I am beautiful. There is a world full of people trying to convince me that I am not. I feel it when I walk into a room, I see it in their eyes, their expressions and then I hear it in their words. But I am still beautiful. For 40 years I have lived with a facial deformity caused by Neurofibromatosis and for 40 years the best surgeons in the world have taken me apart and reassembled me all in the name of wellness and beauty. I am not my disease. I have spent my life as a patient undergoing 24 surgeries to remove tumors caused by NF and repairing the damage that they have caused. Every summer when I was growing up my summer began with surgery and my head wrapped tightly, bound in gauze and pressure dressings unable to see the new cuts on my face and the new scars that I would have to befriend. I was trapped in a hot sound muffled prison of my own pain. At some time the bandages would be removed to reveal a face I did not recognize. A face beaten, bruised, bloody and damaged all in the name of beauty. I would have to learn this new face, accept this new face, love this new face in all aspects of its healing. Do you know what it's like to love yourself no matter what? There are times that I would hide during the process to not frighten children and not hear the cruelness of the world. In my cocoon, silently I would heal. My face has been broken so many times that I have suffered every disability of senses known to man. My vision would be taken away because my eyes were sewn shut in order to heal, but I never lost sight. My ability to speak was taken away when they shattered my jaw into pieces but I never lost my voice. I taught myself sign language, then taught it to my family. I've walked feeling the walls of my home and using my feet to sense floor changes to find my way to the kitchen during the night in an effort to be independent and make myself a glass of juice. I've survived breathing through a pinky sized opening in my mouth because my face swelled so badly I struggled to breathe. I've run 5k's, swam for miles and danced my way into preparing my body for battle and for healing.
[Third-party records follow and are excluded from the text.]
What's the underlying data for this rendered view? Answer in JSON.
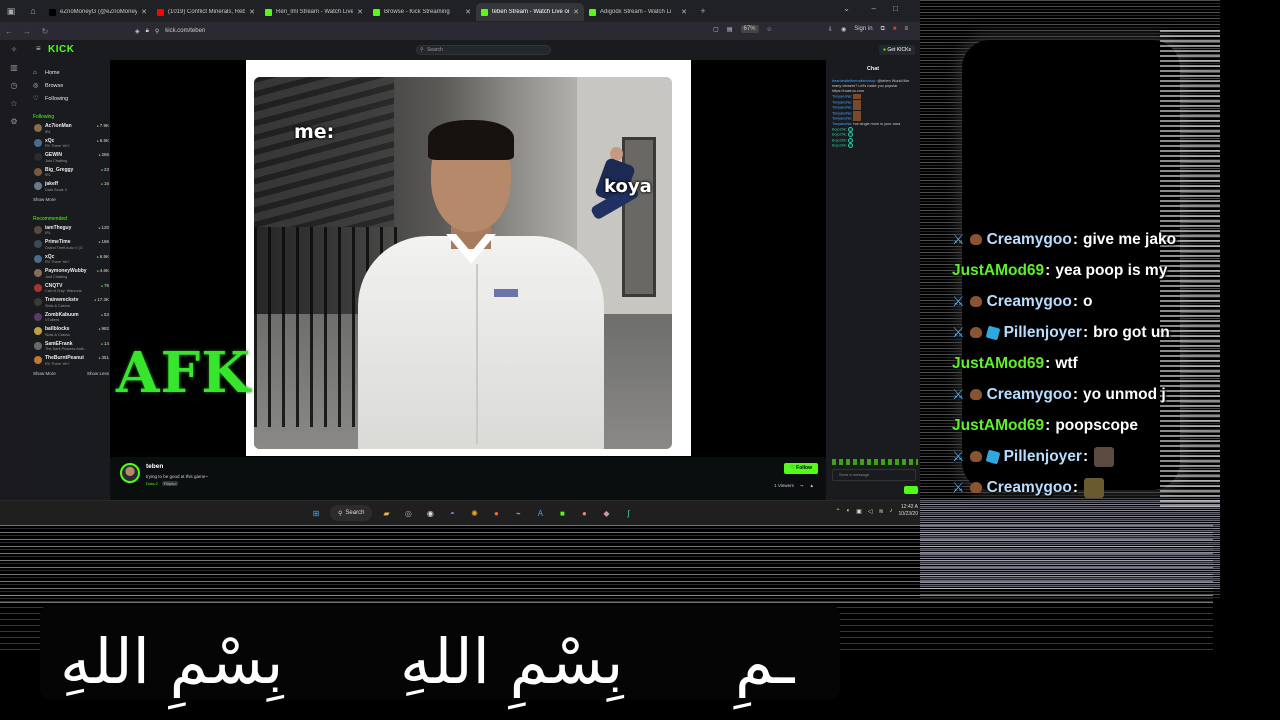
{
  "browser": {
    "tabs": [
      {
        "title": "eZnoMoneyG (@eZnoMoneyG",
        "color": "#000000"
      },
      {
        "title": "(1019) Conflict Minerals, Rebel",
        "color": "#ff0000"
      },
      {
        "title": "Ren_lml Stream - Watch Live on",
        "color": "#53fc18"
      },
      {
        "title": "Browse - Kick Streaming",
        "color": "#53fc18"
      },
      {
        "title": "teben Stream - Watch Live on K",
        "color": "#53fc18",
        "active": true
      },
      {
        "title": "Adigodx Stream - Watch Li",
        "color": "#53fc18"
      }
    ],
    "url": "kick.com/teben",
    "zoom": "67%",
    "sign_in": "Sign in"
  },
  "kick": {
    "logo": "KICK",
    "search_placeholder": "Search",
    "get_kicks": "Get KICKs",
    "nav": [
      {
        "label": "Home",
        "icon": "home-icon"
      },
      {
        "label": "Browse",
        "icon": "browse-icon"
      },
      {
        "label": "Following",
        "icon": "heart-icon"
      }
    ],
    "following_header": "Following",
    "following": [
      {
        "name": "Ac7ionMan",
        "game": "IRL",
        "viewers": "7.9K",
        "color": "#8b6b4a"
      },
      {
        "name": "xQc",
        "game": "RV There Yet?",
        "viewers": "6.5K",
        "color": "#4a6b8b"
      },
      {
        "name": "GEWIN",
        "game": "Just Chatting",
        "viewers": "266",
        "color": "#2b2b2b"
      },
      {
        "name": "Big_Greggy",
        "game": "IRL",
        "viewers": "23",
        "color": "#7a5a3a"
      },
      {
        "name": "jakeff",
        "game": "Dark Souls II",
        "viewers": "16",
        "color": "#6a7a8a"
      }
    ],
    "show_more": "Show More",
    "recommended_header": "Recommended",
    "recommended": [
      {
        "name": "iamTheguy",
        "game": "IRL",
        "viewers": "120",
        "color": "#5a4a3a"
      },
      {
        "name": "PrimeTime",
        "game": "Grand Theft Auto V (G",
        "viewers": "186",
        "color": "#3a4a5a"
      },
      {
        "name": "xQc",
        "game": "RV There Yet?",
        "viewers": "6.5K",
        "color": "#4a6b8b"
      },
      {
        "name": "PaymoneyWubby",
        "game": "Just Chatting",
        "viewers": "4.6K",
        "color": "#8a6a5a"
      },
      {
        "name": "CNQTV",
        "game": "Call of Duty: Warzone",
        "viewers": "76",
        "color": "#aa3333"
      },
      {
        "name": "Trainwreckstv",
        "game": "Slots & Casino",
        "viewers": "17.3K",
        "color": "#3a3a3a"
      },
      {
        "name": "ZombKabuum",
        "game": "VTubers",
        "viewers": "53",
        "color": "#5a3a6a"
      },
      {
        "name": "ballblocks",
        "game": "Slots & Casino",
        "viewers": "982",
        "color": "#c0a040"
      },
      {
        "name": "SamEFrank",
        "game": "The Dark Pictures Anth...",
        "viewers": "14",
        "color": "#6a6a6a"
      },
      {
        "name": "TheBurntPeanut",
        "game": "RV There Yet?",
        "viewers": "351",
        "color": "#c07a30"
      }
    ],
    "show_more_2": "Show More",
    "show_less": "Show Less"
  },
  "video": {
    "meme_me": "me:",
    "meme_koya": "koya",
    "afk": "AFK"
  },
  "stream": {
    "name": "teben",
    "title": "trying to be good at this game~",
    "category": "Dota 2",
    "tag": "Filipino",
    "follow": "Follow",
    "viewers": "1 Viewers"
  },
  "chat": {
    "title": "Chat",
    "lines": [
      {
        "user": "beardeddelbrenaltsmdrop",
        "text": ": @teben Would like many viewers? Let's make you popular https://naziruo.com",
        "type": "text"
      },
      {
        "user": "TonyanoNe",
        "text": ":",
        "type": "emote"
      },
      {
        "user": "TonyanoNe",
        "text": ":",
        "type": "emote"
      },
      {
        "user": "TonyanoNe",
        "text": ":",
        "type": "emote"
      },
      {
        "user": "TonyanoNe",
        "text": ":",
        "type": "emote"
      },
      {
        "user": "TonyanoNe",
        "text": ":",
        "type": "emote"
      },
      {
        "user": "TonyanoNe",
        "text": ": hot single mom in your area",
        "type": "text"
      },
      {
        "user": "Bojo20k",
        "text": ":",
        "type": "g"
      },
      {
        "user": "Bojo20k",
        "text": ":",
        "type": "g"
      },
      {
        "user": "Bojo20k",
        "text": ":",
        "type": "g"
      },
      {
        "user": "Bojo20k",
        "text": ":",
        "type": "g"
      }
    ],
    "placeholder": "Send a message"
  },
  "taskbar": {
    "search": "Search",
    "time": "12:42 A",
    "date": "10/23/20"
  },
  "overlay_chat": [
    {
      "user": "Creamygoo",
      "msg": "give me jako",
      "mod_badge": true,
      "poop": true,
      "cube": false,
      "mod": false,
      "emote": ""
    },
    {
      "user": "JustAMod69",
      "msg": "yea poop is my",
      "mod_badge": false,
      "poop": false,
      "cube": false,
      "mod": true,
      "emote": ""
    },
    {
      "user": "Creamygoo",
      "msg": "o",
      "mod_badge": true,
      "poop": true,
      "cube": false,
      "mod": false,
      "emote": ""
    },
    {
      "user": "Pillenjoyer",
      "msg": "bro got un",
      "mod_badge": true,
      "poop": true,
      "cube": true,
      "mod": false,
      "emote": ""
    },
    {
      "user": "JustAMod69",
      "msg": "wtf",
      "mod_badge": false,
      "poop": false,
      "cube": false,
      "mod": true,
      "emote": ""
    },
    {
      "user": "Creamygoo",
      "msg": "yo unmod j",
      "mod_badge": true,
      "poop": true,
      "cube": false,
      "mod": false,
      "emote": ""
    },
    {
      "user": "JustAMod69",
      "msg": "poopscope",
      "mod_badge": false,
      "poop": false,
      "cube": false,
      "mod": true,
      "emote": ""
    },
    {
      "user": "Pillenjoyer",
      "msg": "",
      "mod_badge": true,
      "poop": true,
      "cube": true,
      "mod": false,
      "emote": "#5a4a40"
    },
    {
      "user": "Creamygoo",
      "msg": "",
      "mod_badge": true,
      "poop": true,
      "cube": false,
      "mod": false,
      "emote": "#6a5a30"
    }
  ],
  "arabic": {
    "p1": "بِسْمِ اللهِ",
    "p2": "بِسْمِ اللهِ",
    "p3": "ـمِ"
  },
  "colors": {
    "kick_green": "#53fc18",
    "mod_blue": "#4fb3ff"
  }
}
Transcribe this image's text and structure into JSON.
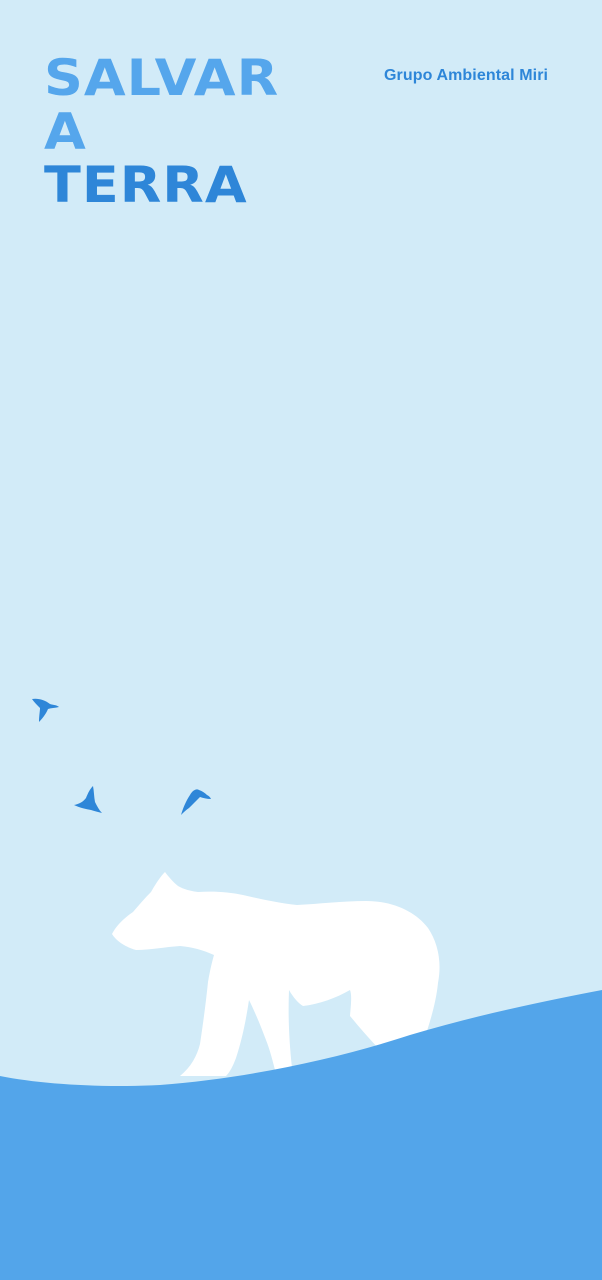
{
  "poster": {
    "title_lines": [
      "SALVAR",
      "A",
      "TERRA"
    ],
    "organization": "Grupo Ambiental Miri"
  },
  "colors": {
    "background": "#d2ebf8",
    "title_light": "#55a6ec",
    "title_dark": "#2e86d8",
    "ground": "#53a5ea",
    "bear": "#ffffff",
    "birds": "#2e86d8"
  },
  "illustration": {
    "icons": [
      "bird-icon",
      "bird-icon",
      "bird-icon",
      "polar-bear-icon"
    ]
  }
}
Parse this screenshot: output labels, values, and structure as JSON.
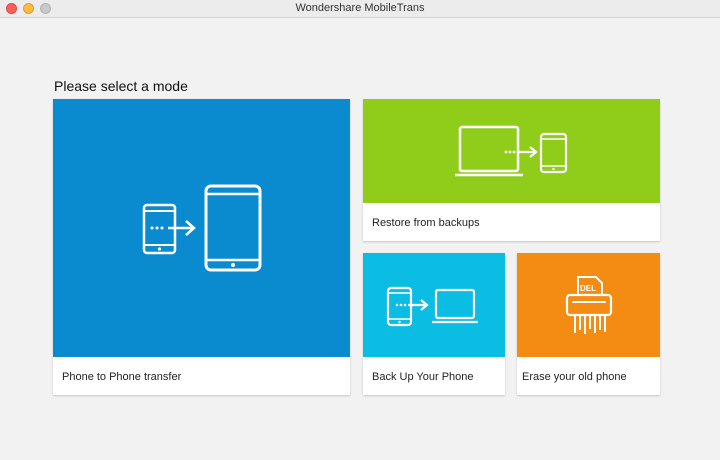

I have thought that I would die and sometimes wished too just to be released from the pain. I also knew that life was just too beautiful and eventually the pain will leave and a beautiful butterfly would emerge once again. No one taught me how to be a blind woman, I had to figure it out on my own. No one taught me how to survive NF, I've had to learn that on my own too. My family empowered me to believe in myself. My mother, a single teenage mother, empowered me to believe in myself and my beauty. Had she sheltered me from the world she would have disabled me. I'm not disabled, I'm amazing. There is no cure for Neurofibromatosis, no medicine, no pill, no quick fix. The tumors will come, grow and destroy at their will. Maybe it will be years, months, days, we do not know why they come or return or attempt to destroy. But I will never be destroyed by them. Living with NF is like constantly climbing a mountain and as soon as you reach the top you are shoved off again left battered and broken at the foot of the hills. Picking yourself up over and over again is not easy. The best things in life are not easy. The mountain may kill me, but I will never lay at the foot of it surrendering to its pain. I am beautiful.
I am not my disease. I am a powerful woman. I am a tri-athlete. I am a healer. I am a friend. I am a lover. I am a fighter, and even Wonder Woman needs a makeover sometimes. I am Candice Patterson, Some Assembly Required.